Photo courtesy of bitcoinexchangeguide.com
If worrying about one of the biggest golf tournaments of the year wasn’t enough, the Professional Golfers’ Association of America (PGA) now must deal with a ransomware attack. On Tuesday (August 7th), Golfweek reported that computers at the PGA’s offices were infected with ransomware when ransom notes started appearing on employees’ screens.
PGA Ransomware Attack
“Your network has been penetrated… All files on each host in the network have been encrypted with strong algorythm.” This is what appeared on the screens of employees of the PGA. Due to the misspelling of “algorithm” and after initial analysis, it’s believed the PGA was most likely infected with BitPaymer ransomware. While the amount of ransom demanded is unknown, the hackers reportedly offered to decrypt two files for free as a confidence-building measure to entice officials at the PGA to pay the entire ransom. The timing of the attack couldn’t be worse as the PGA is hosting the PGA Championship which began on Thursday and will also be hosting the Ryder Cup at the end of September.
Along with the perfect timing (for the hackers), there is currently no decryptor available for BitPaymer ransomware. “At this time, there is no way to decrypt files encrypted by Bitpaymer without paying the ransom, so files need to be restored from backups,” said Allan Liska, senior security architect at Recorded Future.
BitPaymer has been around the ransomware scene for a while, but it has kept a pretty low profile until now. Like the popular form of ransomware, SamSam, BitPaymer usually targets organizations by hacking Remote Desktop Services connected to the Internet. Once the network has been penetrated, hackers will encrypt every computer they are able to access. The most recent variants of BitPaymer append ‘.locked’ to encrypted files and place a ransom note that shows up as the same name of the file encrypted with ‘.readme_txt’ appended to it. For example, if a file named ‘PGAChampionship.txt was encrypted, it would now show up as ‘PGAChampionship.locked.’ Furthermore, the ransom note would show up as ‘PGAChampionship.readme_txt.’

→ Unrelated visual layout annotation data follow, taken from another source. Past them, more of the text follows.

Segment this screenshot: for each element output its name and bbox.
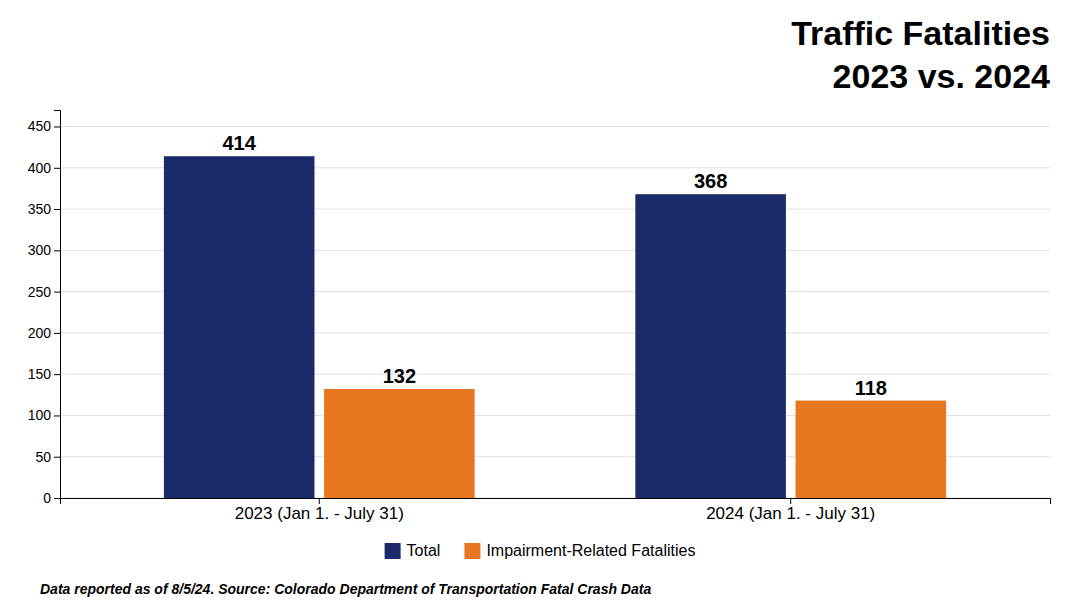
legend-swatch xyxy=(464,543,480,559)
annotation: Data reported as of 8/5/24. Source: Colo… xyxy=(40,581,651,597)
chart: Traffic Fatalities 2023 vs. 2024 414 368 132… xyxy=(0,0,1080,608)
x-axis: 2023 (Jan 1. - July 31) 2024 (Jan 1. - Ju… xyxy=(61,498,1051,523)
grid-line xyxy=(60,126,1050,127)
tick-mark xyxy=(54,457,60,458)
tick-label: 50 xyxy=(35,449,51,465)
data-label: 414 xyxy=(223,132,257,154)
bar xyxy=(164,156,315,498)
legend-item: Total xyxy=(385,542,441,559)
tick-label: 300 xyxy=(28,242,52,258)
plot: 414 368 132 118 0 50 100 150 200 250 300 350 400 450 2… xyxy=(28,111,1051,524)
data-labels: 414 368 132 118 xyxy=(223,132,887,398)
axis-domain xyxy=(61,499,1051,505)
tick: 200 xyxy=(28,325,60,341)
tick-mark xyxy=(54,209,60,210)
tick-mark xyxy=(54,374,60,375)
tick-mark xyxy=(54,415,60,416)
tick: 50 xyxy=(35,449,60,465)
bar xyxy=(635,194,786,498)
tick-mark xyxy=(54,250,60,251)
bar xyxy=(324,389,475,498)
tick-label: 200 xyxy=(28,325,52,341)
data-label: 118 xyxy=(855,377,887,399)
legend-item: Impairment-Related Fatalities xyxy=(464,542,695,559)
tick-label: 400 xyxy=(28,160,52,176)
tick-label: 2023 (Jan 1. - July 31) xyxy=(235,504,404,523)
axis-domain xyxy=(54,111,61,499)
tick: 2023 (Jan 1. - July 31) xyxy=(235,498,404,523)
tick: 0 xyxy=(43,490,60,506)
tick-mark xyxy=(54,333,60,334)
tick-label: 250 xyxy=(28,284,52,300)
legend-swatch xyxy=(385,543,401,559)
data-label: 132 xyxy=(383,365,416,387)
tick-label: 450 xyxy=(28,118,52,134)
legend-label: Total xyxy=(407,542,441,559)
tick-label: 350 xyxy=(28,201,52,217)
tick: 100 xyxy=(28,407,60,423)
legend-label: Impairment-Related Fatalities xyxy=(486,542,695,559)
tick: 2024 (Jan 1. - July 31) xyxy=(706,498,875,523)
bars xyxy=(164,156,946,498)
grid xyxy=(60,127,1050,498)
tick-label: 100 xyxy=(28,407,52,423)
tick-mark xyxy=(54,292,60,293)
tick: 300 xyxy=(28,242,60,258)
tick-label: 0 xyxy=(43,490,51,506)
tick-label: 2024 (Jan 1. - July 31) xyxy=(706,504,875,523)
tick: 150 xyxy=(28,366,60,382)
bar xyxy=(796,401,947,498)
tick-mark xyxy=(54,168,60,169)
tick: 350 xyxy=(28,201,60,217)
title: Traffic Fatalities xyxy=(791,14,1050,52)
legend: Total Impairment-Related Fatalities xyxy=(385,542,696,559)
tick: 250 xyxy=(28,284,60,300)
data-label: 368 xyxy=(694,170,727,192)
tick-mark xyxy=(54,127,60,128)
tick: 400 xyxy=(28,160,60,176)
subtitle: 2023 vs. 2024 xyxy=(833,57,1051,95)
tick-mark xyxy=(54,498,60,499)
y-axis: 0 50 100 150 200 250 300 350 400 450 xyxy=(28,111,61,506)
tick-label: 150 xyxy=(28,366,52,382)
tick: 450 xyxy=(28,118,60,134)
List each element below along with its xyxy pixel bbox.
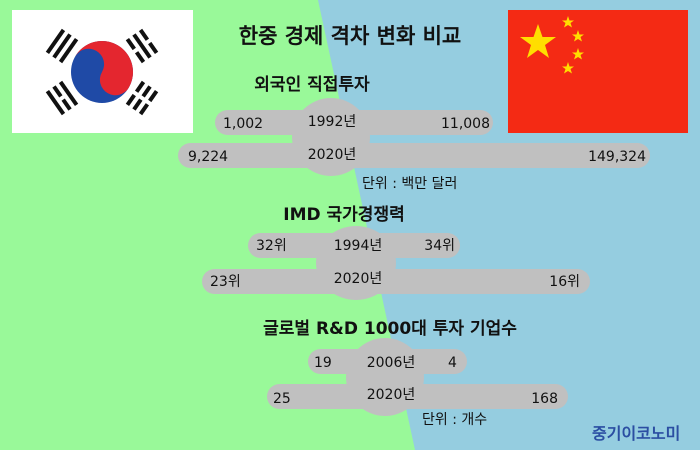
bar-imd-1994 [248,233,460,258]
unit-label: 단위 : 개수 [422,412,488,428]
year-label: 1992년 [307,114,357,130]
section-title-rnd: 글로벌 R&D 1000대 투자 기업수 [263,319,517,339]
china-value: 16위 [549,274,580,290]
china-value: 149,324 [588,149,646,165]
china-value: 168 [531,391,558,407]
china-value: 34위 [424,238,455,254]
china-value: 11,008 [441,116,490,132]
unit-label: 단위 : 백만 달러 [362,176,458,192]
bar-rnd-2006 [308,349,467,374]
korea-value: 19 [314,355,332,371]
china-value: 4 [448,355,457,371]
bar-rnd-2020 [267,384,568,409]
korea-flag [12,10,193,133]
korea-value: 9,224 [188,149,229,165]
year-label: 2006년 [366,355,416,371]
korea-value: 25 [273,391,291,407]
year-label: 2020년 [307,147,357,163]
year-label: 2020년 [366,387,416,403]
year-label: 2020년 [333,271,383,287]
china-flag [508,10,688,133]
korea-value: 23위 [210,274,241,290]
section-title-imd: IMD 국가경쟁력 [283,205,405,225]
korea-value: 1,002 [223,116,264,132]
korea-value: 32위 [256,238,287,254]
bar-imd-2020 [202,269,590,294]
section-title-fdi: 외국인 직접투자 [254,75,370,95]
brand-logo: 중기이코노미 [592,424,681,443]
page-title: 한중 경제 격차 변화 비교 [238,24,462,48]
bar-fdi-2020 [178,143,650,168]
bar-fdi-1992 [215,110,493,135]
year-label: 1994년 [333,238,383,254]
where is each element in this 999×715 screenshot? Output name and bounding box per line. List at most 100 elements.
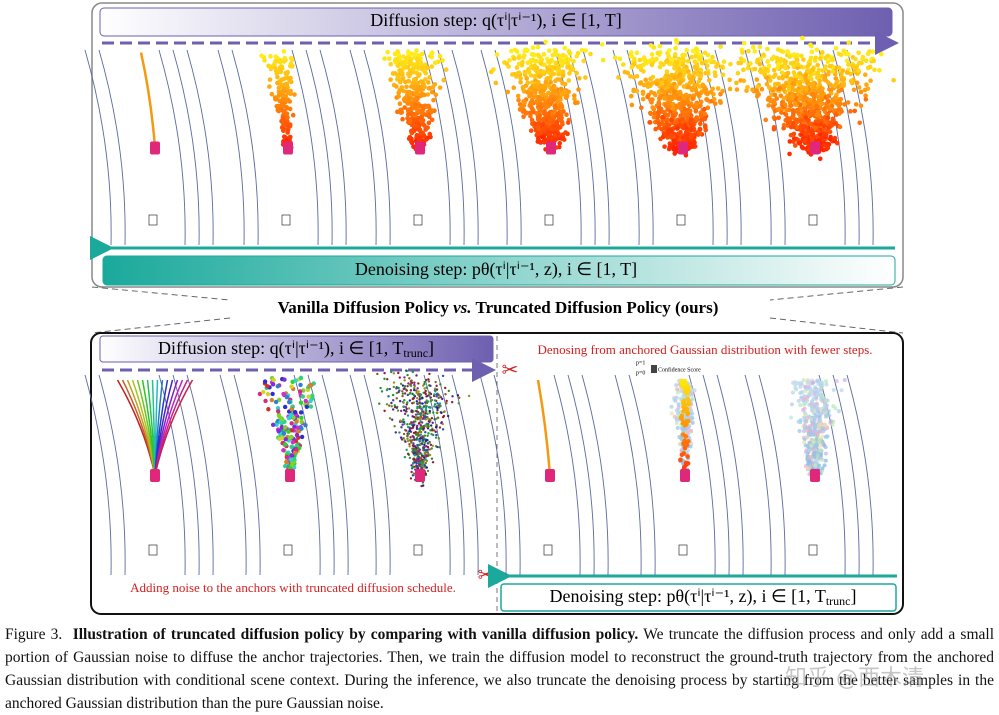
sample-point xyxy=(404,440,407,443)
sample-point xyxy=(848,78,854,84)
sample-point xyxy=(382,56,387,61)
sample-point xyxy=(516,55,522,60)
sample-point xyxy=(541,69,546,74)
sample-point xyxy=(274,103,280,109)
sample-point xyxy=(402,405,406,408)
label-sub: trunc xyxy=(403,346,428,360)
sample-point xyxy=(805,378,810,383)
sample-point xyxy=(282,404,288,410)
sample-point xyxy=(292,409,298,415)
sample-point xyxy=(812,57,818,63)
sample-point xyxy=(268,54,273,59)
sample-point xyxy=(390,418,394,421)
sample-point xyxy=(823,64,828,69)
sample-point xyxy=(309,382,314,388)
sample-point xyxy=(535,139,541,144)
sample-point xyxy=(698,56,703,62)
sample-point xyxy=(811,88,817,93)
sample-point xyxy=(671,92,677,97)
sample-point xyxy=(411,447,414,450)
sample-point xyxy=(802,93,808,99)
sample-point xyxy=(376,372,379,376)
sample-point xyxy=(401,390,404,393)
sample-point xyxy=(702,106,707,112)
sample-point xyxy=(436,406,439,410)
sample-point xyxy=(416,431,420,434)
label-sub: trunc xyxy=(826,594,851,608)
sample-point xyxy=(288,457,294,462)
sample-point xyxy=(588,51,593,57)
sample-point xyxy=(414,133,420,139)
sample-point xyxy=(405,107,411,113)
sample-point xyxy=(685,113,690,118)
sample-point xyxy=(435,393,438,396)
sample-point xyxy=(418,416,421,419)
sample-point xyxy=(664,121,670,126)
sample-point xyxy=(815,453,820,458)
sample-point xyxy=(429,448,432,451)
sample-point xyxy=(641,82,647,88)
sample-point xyxy=(458,396,461,399)
sample-point xyxy=(414,446,417,449)
sample-point xyxy=(467,394,471,398)
sample-point xyxy=(655,110,661,116)
label-end: ] xyxy=(428,338,434,358)
sample-point xyxy=(805,425,810,430)
sample-point xyxy=(426,417,429,420)
sample-point xyxy=(415,461,418,465)
sample-point xyxy=(776,107,781,112)
scene-element xyxy=(349,49,377,246)
sample-point xyxy=(298,389,303,394)
sample-point xyxy=(616,75,621,80)
sample-point xyxy=(727,77,732,83)
sample-point xyxy=(279,103,284,108)
sample-point xyxy=(541,126,546,132)
sample-point xyxy=(555,111,561,116)
sample-point xyxy=(656,121,662,126)
sample-point xyxy=(276,397,282,402)
sample-point xyxy=(536,130,541,136)
sample-point xyxy=(427,131,433,137)
sample-point xyxy=(686,84,691,90)
sample-point xyxy=(696,92,701,97)
sample-point xyxy=(429,400,433,403)
sample-point xyxy=(891,77,896,83)
scene-element xyxy=(437,49,465,246)
sample-point xyxy=(412,394,416,397)
sample-point xyxy=(441,422,444,426)
sample-point xyxy=(680,426,685,431)
sample-point xyxy=(388,404,391,407)
sample-point xyxy=(757,61,763,67)
legend-low: p=0 xyxy=(636,370,645,376)
sample-point xyxy=(405,64,411,70)
sample-point xyxy=(688,113,694,118)
sample-point xyxy=(548,94,554,100)
sample-point xyxy=(738,56,744,61)
sample-point xyxy=(402,105,407,110)
sample-point xyxy=(408,443,411,446)
sample-point xyxy=(645,94,650,100)
sample-point xyxy=(684,126,690,131)
sample-point xyxy=(410,421,413,424)
sample-point xyxy=(388,77,393,82)
sample-point xyxy=(718,44,723,49)
sample-point xyxy=(782,102,788,107)
sample-point xyxy=(403,412,407,416)
sample-point xyxy=(805,435,810,440)
sample-point xyxy=(429,89,435,95)
sample-point xyxy=(640,91,646,97)
sample-point xyxy=(662,75,668,81)
sample-point xyxy=(553,61,559,67)
sample-point xyxy=(808,443,813,448)
sample-point xyxy=(838,52,844,58)
sample-point xyxy=(817,425,822,430)
denoising-bar xyxy=(500,583,897,612)
sample-point xyxy=(856,50,861,56)
sample-point xyxy=(714,64,719,69)
sample-point xyxy=(686,419,691,424)
scene-element xyxy=(612,49,640,246)
sample-point xyxy=(824,414,829,419)
sample-point xyxy=(408,445,411,448)
sample-point xyxy=(833,76,839,81)
scene-element xyxy=(808,214,818,226)
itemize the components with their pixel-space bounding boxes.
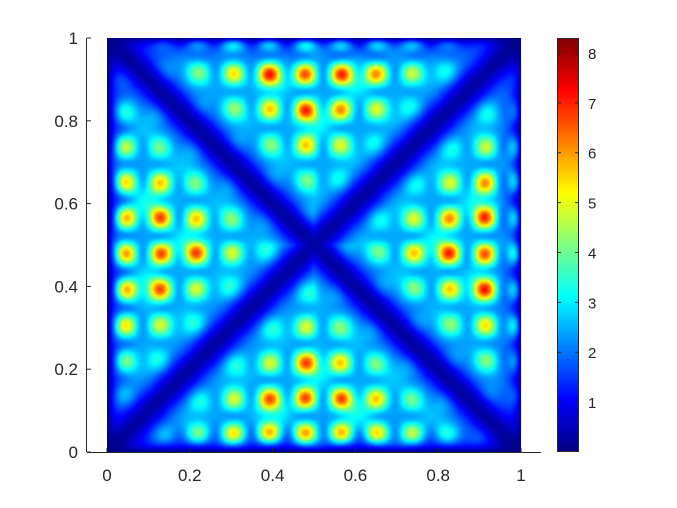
heatmap-plot: 0 0.2 0.4 0.6 0.8 1 0 0.2 0.4 0.6 0.8 1 [54, 29, 541, 485]
colorbar-tick-label: 1 [588, 395, 596, 412]
y-tick-label: 1 [69, 29, 78, 48]
x-tick-label: 0.2 [178, 466, 202, 485]
colorbar: 1 2 3 4 5 6 7 8 [557, 38, 596, 452]
x-tick-label: 0 [102, 466, 111, 485]
x-tick-label: 0.8 [426, 466, 450, 485]
x-tick-label: 0.4 [261, 466, 285, 485]
colorbar-axis: 1 2 3 4 5 6 7 8 [557, 38, 596, 452]
colorbar-tick-label: 5 [588, 196, 596, 213]
colorbar-tick-label: 4 [588, 245, 596, 262]
y-tick-label: 0.6 [54, 195, 78, 214]
colorbar-gradient [557, 38, 579, 452]
y-tick-label: 0.2 [54, 360, 78, 379]
colorbar-tick-label: 3 [588, 295, 596, 312]
x-tick-label: 0.6 [344, 466, 368, 485]
colorbar-tick-label: 6 [588, 146, 596, 163]
colorbar-frame [557, 38, 579, 452]
y-tick-label: 0.4 [54, 277, 78, 296]
y-tick-label: 0.8 [54, 112, 78, 131]
colorbar-tick-label: 8 [588, 46, 596, 63]
axes: 0 0.2 0.4 0.6 0.8 1 0 0.2 0.4 0.6 0.8 1 [54, 29, 541, 485]
colorbar-tick-label: 2 [588, 345, 596, 362]
heatmap-image [107, 38, 521, 452]
colorbar-tick-label: 7 [588, 96, 596, 113]
y-tick-label: 0 [69, 443, 78, 462]
x-tick-label: 1 [516, 466, 525, 485]
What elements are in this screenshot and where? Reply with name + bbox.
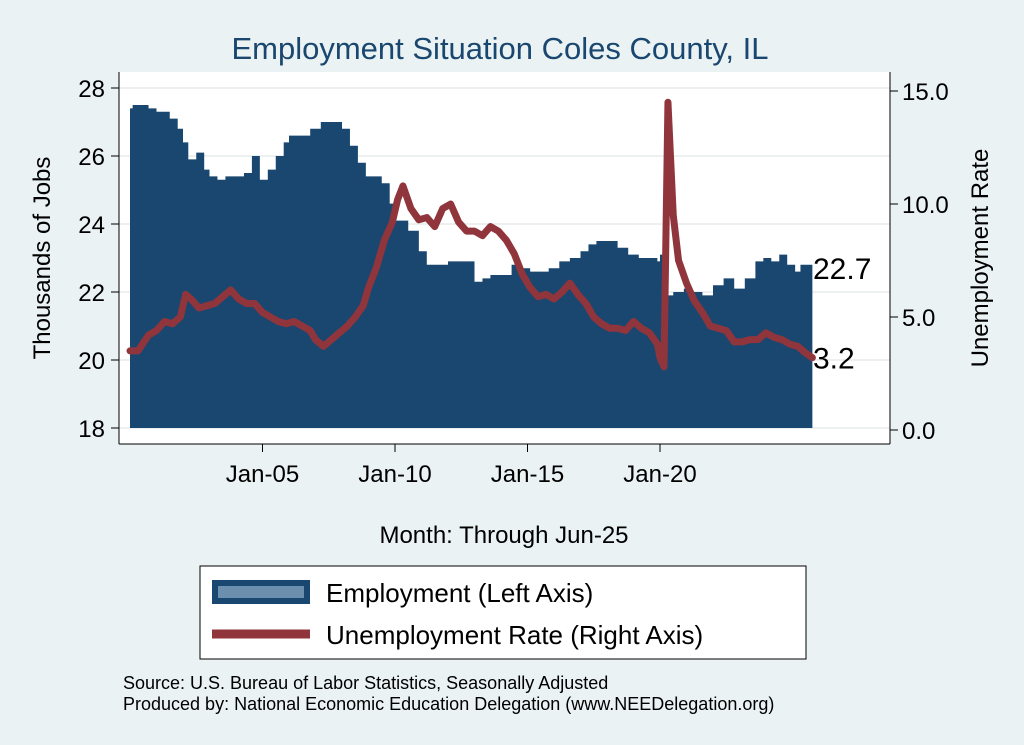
legend: Employment (Left Axis) Unemployment Rate… — [199, 565, 807, 660]
x-axis-ticks: Jan-05 Jan-10 Jan-15 Jan-20 — [226, 444, 697, 488]
right-tick-label: 10.0 — [902, 192, 949, 219]
legend-employment-label: Employment (Left Axis) — [326, 578, 593, 608]
right-tick-label: 0.0 — [902, 418, 935, 445]
left-axis-ticks: 18 20 22 24 26 28 — [78, 76, 119, 443]
x-axis-title: Month: Through Jun-25 — [379, 522, 628, 549]
x-tick-label: Jan-05 — [226, 461, 299, 488]
left-tick-label: 22 — [78, 280, 105, 307]
chart-title: Employment Situation Coles County, IL — [231, 31, 768, 66]
x-tick-label: Jan-20 — [623, 461, 696, 488]
employment-end-label: 22.7 — [813, 253, 871, 286]
right-tick-label: 15.0 — [902, 79, 949, 106]
left-tick-label: 18 — [78, 416, 105, 443]
producer-note: Produced by: National Economic Education… — [123, 694, 774, 714]
legend-unemployment-label: Unemployment Rate (Right Axis) — [326, 620, 703, 650]
unemployment-line — [126, 98, 816, 371]
employment-area — [130, 105, 813, 428]
left-tick-label: 28 — [78, 76, 105, 103]
left-tick-label: 26 — [78, 144, 105, 171]
right-axis-title: Unemployment Rate — [967, 149, 994, 368]
left-axis-title: Thousands of Jobs — [29, 157, 56, 360]
legend-employment-swatch-highlight — [218, 586, 304, 598]
x-tick-label: Jan-15 — [491, 461, 564, 488]
source-note: Source: U.S. Bureau of Labor Statistics,… — [123, 673, 608, 693]
left-tick-label: 20 — [78, 348, 105, 375]
right-axis-ticks: 0.0 5.0 10.0 15.0 — [890, 79, 949, 445]
unemployment-end-label: 3.2 — [813, 343, 855, 376]
left-tick-label: 24 — [78, 212, 105, 239]
x-tick-label: Jan-10 — [358, 461, 431, 488]
right-tick-label: 5.0 — [902, 305, 935, 332]
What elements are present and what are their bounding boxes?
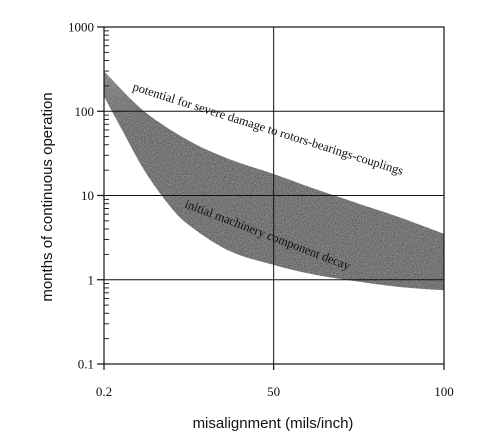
gridlines xyxy=(104,27,444,364)
x-tick-label: 50 xyxy=(267,384,280,399)
y-tick-label: 0.1 xyxy=(78,357,94,372)
y-axis-ticks: 0.1 1 10 100 1000 xyxy=(68,20,104,372)
plot-area xyxy=(103,26,445,365)
y-tick-label: 1000 xyxy=(68,20,94,35)
y-tick-label: 1 xyxy=(88,272,95,287)
x-axis-title: misalignment (mils/inch) xyxy=(193,415,354,432)
x-tick-label: 0.2 xyxy=(96,384,112,399)
y-tick-label: 10 xyxy=(81,188,94,203)
y-tick-label: 100 xyxy=(75,104,95,119)
x-tick-label: 100 xyxy=(434,384,454,399)
x-axis-ticks: 0.2 50 100 xyxy=(96,364,454,399)
y-axis-title: months of continuous operation xyxy=(39,92,56,301)
y-minor-ticks xyxy=(104,30,109,340)
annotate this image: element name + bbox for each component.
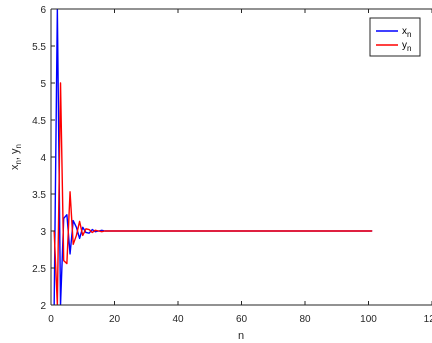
x-tick-label: 20	[109, 314, 121, 325]
x-tick-label: 120	[424, 314, 432, 325]
axes-layer	[50, 8, 432, 306]
y-tick-label: 3.5	[32, 190, 46, 201]
x-axis-label: n	[238, 330, 244, 342]
y-axis-label: xn, yn	[9, 144, 23, 170]
series-yn-line	[53, 82, 373, 305]
x-tick-label: 100	[360, 314, 377, 325]
y-tick-label: 5.5	[32, 42, 46, 53]
y-tick-label: 4.5	[32, 116, 46, 127]
legend-label-xn: xn	[402, 26, 411, 39]
x-tick-label: 60	[236, 314, 248, 325]
y-tick-label: 2	[40, 301, 46, 312]
series-layer	[53, 9, 373, 305]
y-tick-label: 2.5	[32, 264, 46, 275]
plot-area	[51, 9, 432, 305]
x-tick-label: 40	[172, 314, 184, 325]
y-tick-label: 6	[40, 5, 46, 16]
legend-label-yn: yn	[402, 40, 411, 53]
legend-box	[369, 17, 421, 57]
x-tick-label: 80	[299, 314, 311, 325]
plot-background	[51, 9, 432, 305]
y-tick-label: 5	[40, 79, 46, 90]
x-tick-label: 0	[48, 314, 54, 325]
axis-labels-layer: 0 20 40 60 80 100 120 2 2.5 3 3.5 4 4.5 5 5.5 6 n xn, yn	[9, 5, 432, 342]
y-tick-label: 4	[40, 153, 46, 164]
y-tick-label: 3	[40, 227, 46, 238]
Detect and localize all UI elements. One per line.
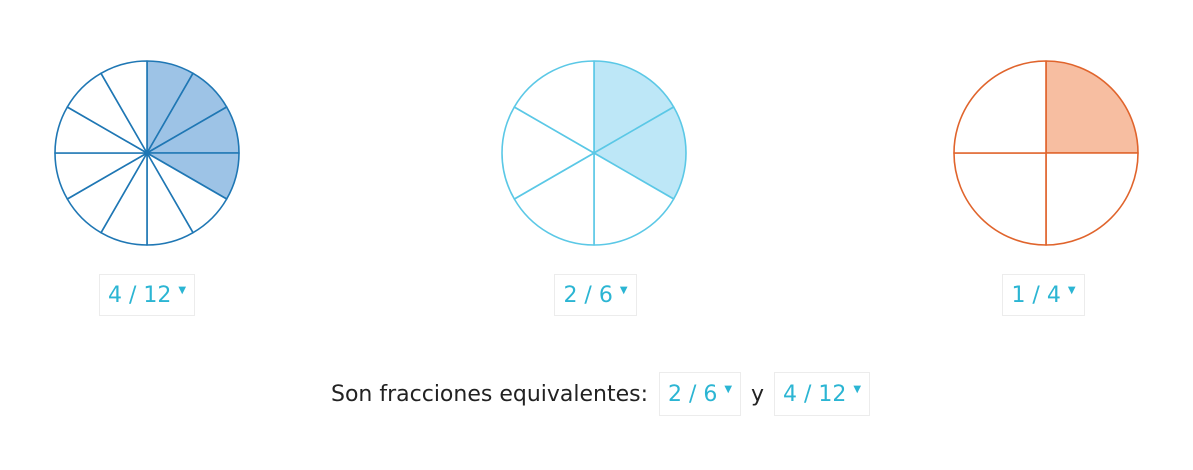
- answer-select-value: 2 / 6: [667, 381, 718, 407]
- fraction-select-value: 2 / 6: [563, 282, 613, 308]
- fraction-select-value: 1 / 4: [1011, 282, 1061, 308]
- fraction-select-value: 4 / 12: [107, 282, 172, 308]
- shaded-sector: [593, 60, 675, 154]
- answer-select-value: 4 / 12: [783, 381, 847, 407]
- fraction-pie-1: [54, 60, 240, 246]
- empty-sector: [501, 106, 595, 200]
- answer-conjunction: y: [751, 381, 765, 407]
- fraction-pie-2: [501, 60, 687, 246]
- answer-prompt: Son fracciones equivalentes:: [331, 381, 649, 407]
- fraction-pie-3: [953, 60, 1139, 246]
- empty-sector: [593, 152, 675, 246]
- caret-down-icon: ▼: [1067, 284, 1076, 296]
- answer-row: Son fracciones equivalentes: 2 / 6 ▼ y 4…: [331, 372, 871, 416]
- shaded-sector: [1045, 60, 1139, 154]
- empty-sector: [953, 60, 1047, 154]
- fraction-select-3[interactable]: 1 / 4 ▼: [1002, 274, 1085, 316]
- empty-sector: [100, 60, 148, 154]
- empty-sector: [513, 152, 595, 246]
- empty-sector: [513, 60, 595, 154]
- caret-down-icon: ▼: [853, 383, 862, 395]
- answer-select-second[interactable]: 4 / 12 ▼: [774, 372, 871, 416]
- shaded-sector: [593, 106, 687, 200]
- caret-down-icon: ▼: [724, 383, 733, 395]
- fraction-select-1[interactable]: 4 / 12 ▼: [99, 274, 195, 316]
- answer-select-first[interactable]: 2 / 6 ▼: [659, 372, 742, 416]
- caret-down-icon: ▼: [619, 284, 628, 296]
- caret-down-icon: ▼: [178, 284, 187, 296]
- empty-sector: [953, 152, 1047, 246]
- fraction-select-2[interactable]: 2 / 6 ▼: [554, 274, 637, 316]
- empty-sector: [1045, 152, 1139, 246]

As mentioned before, the ransom demanded for PGA’s attack is unknown, however, recent ransomware attacks from BitPaymer have had ransoms as much as 53 bitcoins. Translated to U.S. dollars, this would be roughly $350,000.
Fortunately for golf fans, ransomware attacks don’t affect the physical game of golf. While the attack is certainly causing headaches for employees around the PGA, the PGA Championship is being played as scheduled, and we will be able to watch Tiger on the quest for his 15th major championship.